Steve Ninham, the general manager at the Radisson Hotel & Conference Center Green Bay, says his hotel has been short-staffed in just about every position.
"We've been so short on housekeeping staff, front office personnel, bartenders, servers," Ninham said, "It's just been a challenge all the way around getting positions into the hotel."
He says the workforce shortage has made it difficult for the hotel to keep up with demand.
"Sometimes when there's a demand for the hotel we potentially can't clean all those rooms, so sometimes we've had to put those rooms down," Ninham said. "I've had my management staff across the board, from my director of sales to my executive chef, up on the floors cleaning rooms."
The lack of staff has also made it challenging for the business to expand.
"We've got a brand new beer garden that we opened but we can't get to five days a week because we don't have the staff to do that," Ninham said.
He says the hotel has tried everything to get new hires from making a wage increase to outsourcing.

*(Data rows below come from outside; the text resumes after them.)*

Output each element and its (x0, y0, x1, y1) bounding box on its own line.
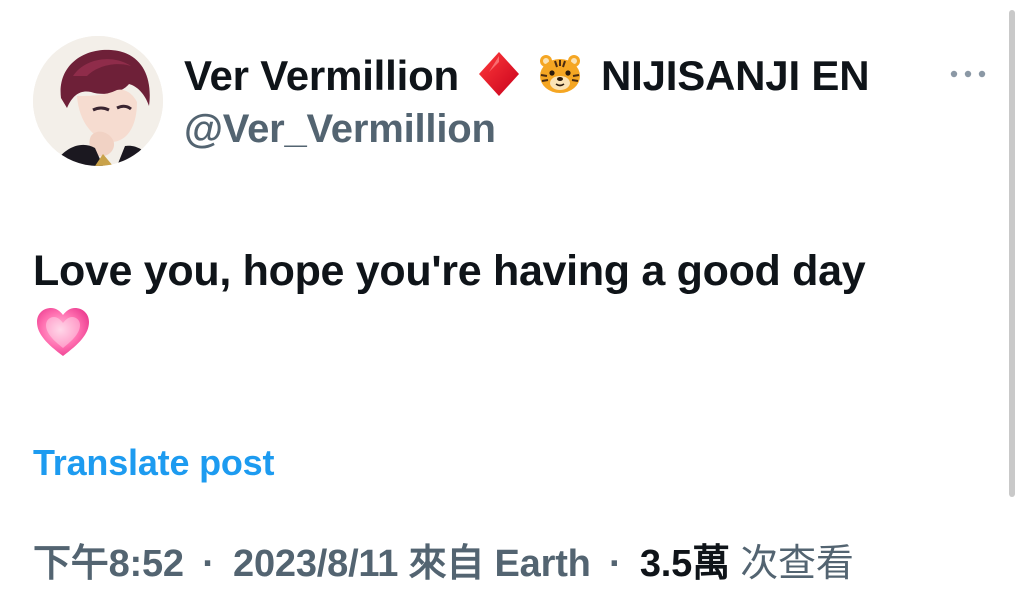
author-handle[interactable]: @Ver_Vermillion (184, 107, 496, 152)
tiger-face-icon (537, 53, 583, 100)
post-source: 來自 Earth (408, 543, 591, 585)
red-diamond-icon (477, 50, 521, 103)
translate-post-link[interactable]: Translate post (33, 442, 274, 484)
views-count[interactable]: 3.5萬 (640, 543, 730, 585)
author-name-row: Ver Vermillion NIJISANJI EN (184, 48, 870, 104)
tweet-detail: Ver Vermillion NIJISANJI EN @Ver_Vermill… (0, 0, 1024, 594)
meta-separator: · (202, 543, 215, 585)
avatar-illustration (33, 36, 163, 166)
profile-avatar[interactable] (33, 36, 163, 166)
post-text: Love you, hope you're having a good day (33, 247, 866, 295)
post-date[interactable]: 2023/8/11 (233, 543, 398, 585)
more-options-button[interactable] (944, 60, 992, 88)
views-label: 次查看 (740, 543, 854, 585)
author-display-name[interactable]: Ver Vermillion (184, 52, 459, 100)
pink-heart-icon (35, 306, 91, 363)
post-time[interactable]: 下午8:52 (33, 543, 184, 585)
author-org-name: NIJISANJI EN (601, 52, 870, 99)
post-meta: 下午8:52 · 2023/8/11 來自 Earth · 3.5萬 次查看 (33, 532, 854, 587)
more-options-icon (950, 70, 986, 78)
meta-separator: · (609, 543, 622, 585)
scrollbar[interactable] (1009, 10, 1015, 497)
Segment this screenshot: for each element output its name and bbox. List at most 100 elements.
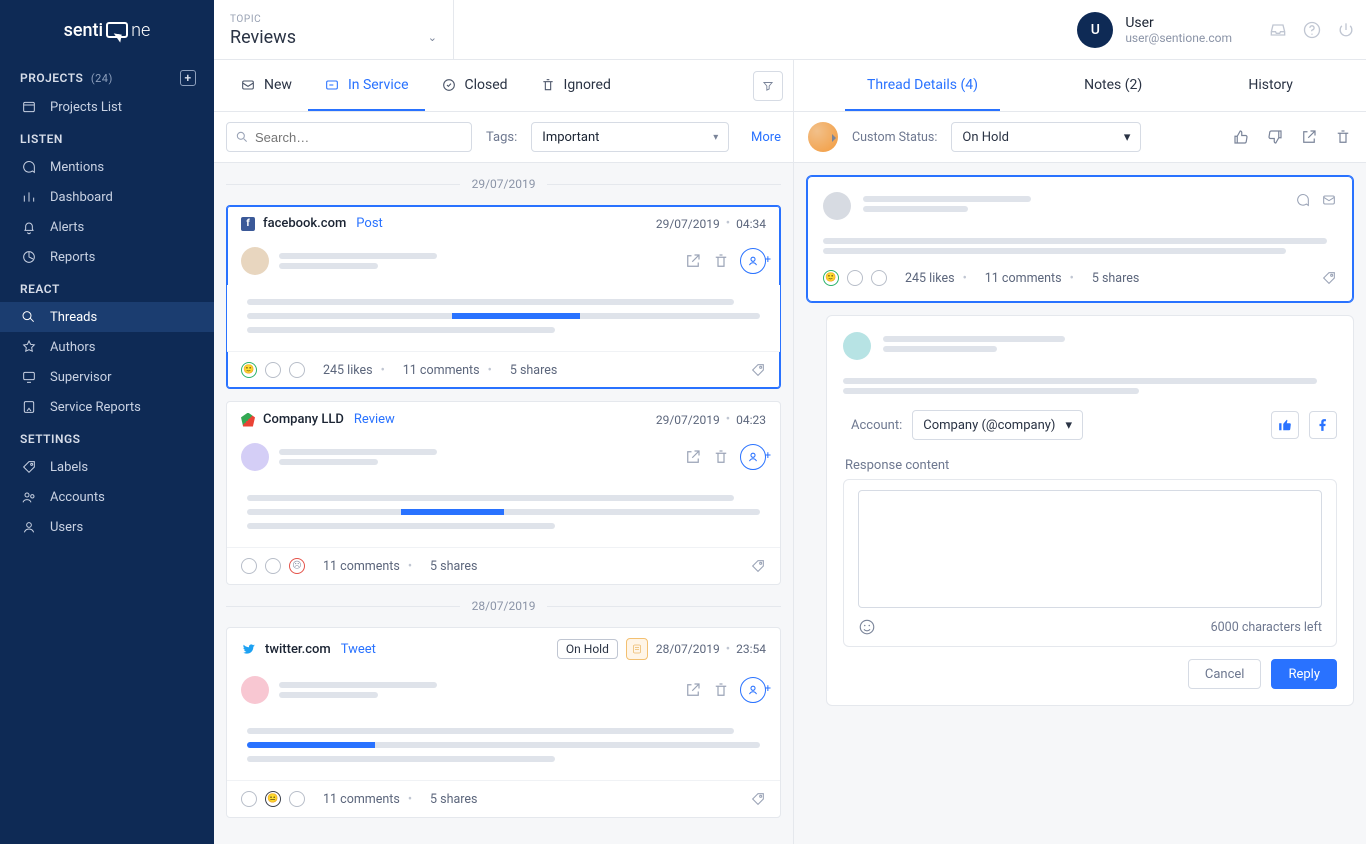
power-icon[interactable]	[1336, 20, 1356, 40]
status-select[interactable]: On Hold ▾	[951, 122, 1141, 152]
sidebar-item-service-reports[interactable]: Service Reports	[0, 392, 214, 422]
tab-in-service[interactable]: In Service	[308, 60, 425, 111]
tags-value: Important	[542, 130, 599, 145]
assign-button[interactable]: +	[740, 248, 766, 274]
inbox-icon[interactable]	[1268, 20, 1288, 40]
sidebar-section-settings: SETTINGS	[0, 422, 214, 452]
tag-icon[interactable]	[750, 362, 766, 378]
sidebar-item-supervisor[interactable]: Supervisor	[0, 362, 214, 392]
author-avatar	[241, 247, 269, 275]
twitter-icon	[241, 641, 257, 657]
assign-button[interactable]: +	[740, 677, 766, 703]
sidebar-item-mentions[interactable]: Mentions	[0, 152, 214, 182]
tag-icon[interactable]	[750, 791, 766, 807]
sidebar-item-label: Alerts	[50, 220, 84, 235]
tab-ignored[interactable]: Ignored	[524, 60, 627, 111]
tab-thread-details[interactable]: Thread Details (4)	[845, 60, 1000, 111]
external-link-icon[interactable]	[684, 681, 702, 699]
stat-comments: 11 comments	[323, 559, 400, 574]
thread-card[interactable]: Company LLD Review 29/07/2019 • 04:23	[226, 401, 781, 585]
assignee-avatar[interactable]	[808, 122, 838, 152]
sentiment-neutral-icon[interactable]	[265, 362, 281, 378]
user-name: User	[1125, 15, 1232, 31]
tab-new[interactable]: New	[224, 60, 308, 111]
search-input-wrap[interactable]	[226, 122, 472, 152]
stat-shares: 5 shares	[510, 363, 557, 378]
details-body[interactable]: 🙂 245 likes • 11 comments • 5 shares	[794, 163, 1366, 844]
external-link-icon[interactable]	[1300, 128, 1318, 146]
tags-select[interactable]: Important ▾	[531, 122, 729, 152]
status-label: Custom Status:	[852, 130, 937, 145]
delete-icon[interactable]	[712, 252, 730, 270]
more-link[interactable]: More	[751, 130, 781, 145]
tag-icon[interactable]	[1321, 270, 1337, 286]
main-area: TOPIC Reviews ⌄ U User user@sentione.com	[214, 0, 1366, 844]
sentiment-neutral-icon[interactable]	[847, 270, 863, 286]
sidebar-item-label: Accounts	[50, 490, 105, 505]
tab-notes[interactable]: Notes (2)	[1062, 60, 1164, 111]
message-head	[843, 332, 1337, 360]
assign-button[interactable]: +	[740, 444, 766, 470]
sentiment-neutral-icon[interactable]	[265, 558, 281, 574]
help-icon[interactable]	[1302, 20, 1322, 40]
sidebar-item-label: Threads	[50, 310, 97, 325]
thread-card[interactable]: twitter.com Tweet On Hold 28/07/2019 • 2…	[226, 627, 781, 818]
sidebar-section-projects: PROJECTS (24) +	[0, 60, 214, 92]
search-input[interactable]	[255, 130, 463, 145]
sidebar-item-projects-list[interactable]: Projects List	[0, 92, 214, 122]
sidebar-item-labels[interactable]: Labels	[0, 452, 214, 482]
sentiment-positive-icon[interactable]	[241, 791, 257, 807]
source-name: twitter.com	[265, 642, 331, 657]
card-head: Company LLD Review 29/07/2019 • 04:23	[227, 402, 780, 437]
account-select[interactable]: Company (@company) ▾	[912, 410, 1083, 440]
sidebar-item-dashboard[interactable]: Dashboard	[0, 182, 214, 212]
facebook-icon[interactable]	[1309, 411, 1337, 439]
speech-icon	[20, 158, 38, 176]
reply-textarea[interactable]	[858, 490, 1322, 608]
mail-icon[interactable]	[1321, 192, 1337, 208]
sentiment-negative-icon[interactable]	[871, 270, 887, 286]
delete-icon[interactable]	[712, 681, 730, 699]
add-project-button[interactable]: +	[180, 70, 196, 86]
tab-history[interactable]: History	[1226, 60, 1315, 111]
sentiment-negative-icon[interactable]	[289, 791, 305, 807]
delete-icon[interactable]	[712, 448, 730, 466]
thumbs-down-icon[interactable]	[1266, 128, 1284, 146]
card-head: twitter.com Tweet On Hold 28/07/2019 • 2…	[227, 628, 780, 670]
note-badge-icon[interactable]	[626, 638, 648, 660]
sentiment-negative-icon[interactable]: ☹	[289, 558, 305, 574]
sidebar-item-threads[interactable]: Threads	[0, 302, 214, 332]
thread-card[interactable]: f facebook.com Post 29/07/2019 • 04:34	[226, 205, 781, 389]
sidebar-item-reports[interactable]: Reports	[0, 242, 214, 272]
external-link-icon[interactable]	[684, 252, 702, 270]
reply-button[interactable]: Reply	[1271, 659, 1337, 689]
sidebar-item-authors[interactable]: Authors	[0, 332, 214, 362]
thumbs-up-icon[interactable]	[1232, 128, 1250, 146]
monitor-icon	[20, 368, 38, 386]
external-link-icon[interactable]	[684, 448, 702, 466]
thread-scroll[interactable]: 29/07/2019 f facebook.com Post 29/07/201…	[214, 163, 793, 844]
tag-icon[interactable]	[750, 558, 766, 574]
sentiment-neutral-icon[interactable]: 😐	[265, 791, 281, 807]
topic-selector[interactable]: TOPIC Reviews ⌄	[214, 0, 454, 59]
sentiment-positive-icon[interactable]: 🙂	[823, 270, 839, 286]
brand-name-pre: senti	[64, 20, 104, 41]
sidebar-item-accounts[interactable]: Accounts	[0, 482, 214, 512]
sentiment-positive-icon[interactable]	[241, 558, 257, 574]
sidebar-item-alerts[interactable]: Alerts	[0, 212, 214, 242]
cancel-button[interactable]: Cancel	[1188, 659, 1262, 689]
like-icon[interactable]	[1271, 411, 1299, 439]
comment-icon[interactable]	[1295, 192, 1311, 208]
tab-label: Thread Details (4)	[867, 77, 978, 93]
sidebar-item-users[interactable]: Users	[0, 512, 214, 542]
sidebar-item-label: Users	[50, 520, 83, 535]
emoji-icon[interactable]	[858, 618, 876, 636]
filter-button[interactable]	[753, 71, 783, 101]
card-time: 04:23	[736, 413, 766, 427]
user-block[interactable]: U User user@sentione.com	[1065, 0, 1244, 59]
delete-icon[interactable]	[1334, 128, 1352, 146]
sentiment-negative-icon[interactable]	[289, 362, 305, 378]
stat-likes: 245 likes	[905, 271, 955, 286]
tab-closed[interactable]: Closed	[425, 60, 524, 111]
sentiment-positive-icon[interactable]: 🙂	[241, 362, 257, 378]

"We recently did a minimum wage increase so the starting positions at the hotel now start at fifteen dollars an hour. That's a huge jump from where we were at, at eleven dollars and ten cents an hour," Ninham said. "We've tapped into the J-1 visa program so we'll be getting some students from across the country helping us out."
In the meantime, the Convention & Visitors Bureau is asking that visitors be patient with local hotels and restaurants this summer as businesses work through the shortage.
"We printed some signs that we've sent out to our partners that just ask for patience when people visit restaurants and hotel properties," Toll said. "They're doing the best they can."